- Title screen
- Directed by: Mark Galvez
- Written by: Mina Caliguia Karl de Mesa
- Story by: Mina Caliguia Bessie Badilla del Castillo Imee Marcos
- Produced by: Mina Caliguia Imee Marcos
- Edited by: Joseph Barcena
- Music by: Jojo Acosta Bluesonic Darrly Shy Jeremy Mallorca
- Production companies: Antfarm Asia Creative Media & Film Society of the Phils.
- Distributed by: Creative Media & Film Society of the Phils.
- Release date: 2005;
- Running time: 24 minutes
- Country: Philippines
- Languages: Filipino English

= Fly Aswang =

2005 Philippine animated short film

Fly Aswang is a 2005 Philippine adult animated dark fantasy supernatural horror short film directed by Mark Galvez. It was based on a Philippine mythology that depicted different kinds of mythological creatures such as the Tikbalang, Impakto and Nuno, among others.

== Premise ==
The film tells the story about Bessie and her three daughters emigrated in the United States. Bessie and her daughters, however, are actually Aswang. Against Bessie's wishes not to go to the Philippines, her daughters travel to Manila for their cousin's wedding without warning.
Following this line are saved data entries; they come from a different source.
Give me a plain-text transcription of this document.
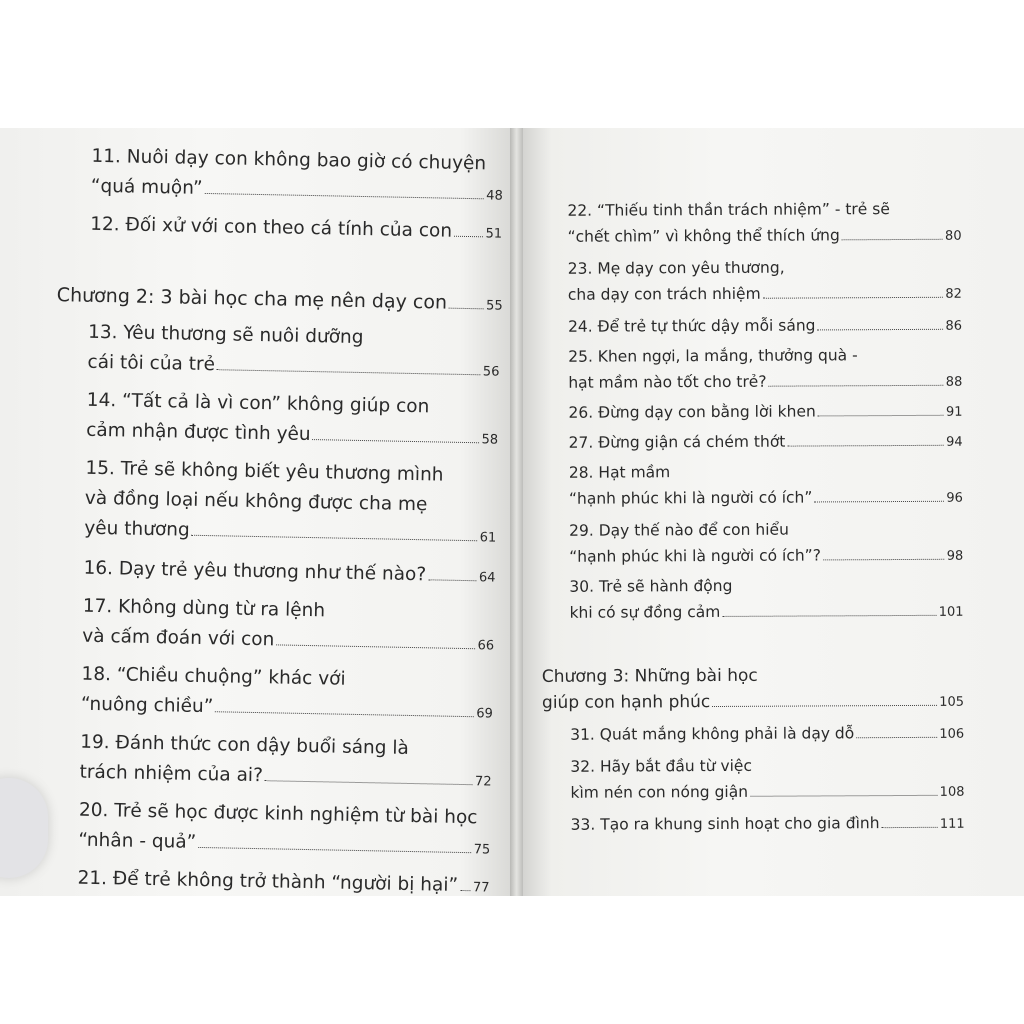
11. Nuôi dạy con không bao giờ có chuyện
“quá muộn”	48
12. Đối xử với con theo cá tính của con	51
Chương 2: 3 bài học cha mẹ nên dạy con	55
13. Yêu thương sẽ nuôi dưỡng
cái tôi của trẻ	56
14. “Tất cả là vì con” không giúp con
cảm nhận được tình yêu	58
15. Trẻ sẽ không biết yêu thương mình
và đồng loại nếu không được cha mẹ
yêu thương	61
16. Dạy trẻ yêu thương như thế nào?	64
17. Không dùng từ ra lệnh
và cấm đoán với con	66
18. “Chiều chuộng” khác với
“nuông chiều”	69
19. Đánh thức con dậy buổi sáng là
trách nhiệm của ai?	72
20. Trẻ sẽ học được kinh nghiệm từ bài học
“nhân - quả”	75
21. Để trẻ không trở thành “người bị hại” 77
22. “Thiếu tinh thần trách nhiệm” - trẻ sẽ
“chết chìm” vì không thể thích ứng	80
23. Mẹ dạy con yêu thương,
cha dạy con trách nhiệm	82
24. Để trẻ tự thức dậy mỗi sáng	86
25. Khen ngợi, la mắng, thưởng quà -
hạt mầm nào tốt cho trẻ?	88
26. Đừng dạy con bằng lời khen	91
27. Đừng giận cá chém thớt	94
28. Hạt mầm
“hạnh phúc khi là người có ích”	96
29. Dạy thế nào để con hiểu
“hạnh phúc khi là người có ích”?	98
30. Trẻ sẽ hành động
khi có sự đồng cảm	101
Chương 3: Những bài học
giúp con hạnh phúc	105
31. Quát mắng không phải là dạy dỗ	106
32. Hãy bắt đầu từ việc
kìm nén con nóng giận	108
33. Tạo ra khung sinh hoạt cho gia đình	111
Instead, they are trapped in a ritual by mythological creatures, and their family's history of supernatural power will soon be tarnished until Bessie come to save them.

== Cast ==

- Weng Raganit as Bessie, Blanca and Nuno
- Charmaine Sagrado as Isabel, Inez, Lisa and Impakto
- Jeff Utanes as JD, Bessie's father and Mumbaki
- Mark Galvez as Sigbin

== Release ==
Fly Aswang was privately exhibited on film festivals between 2005 and 2008, but not publicly released until October 31, 2022 on YouTube under Imee Marcos's official account.

== Awards ==
Fly Aswang won a "Special Citation" from the Professional Division at the Animahenasyon 2008: 2nd Philippine Animation Festival.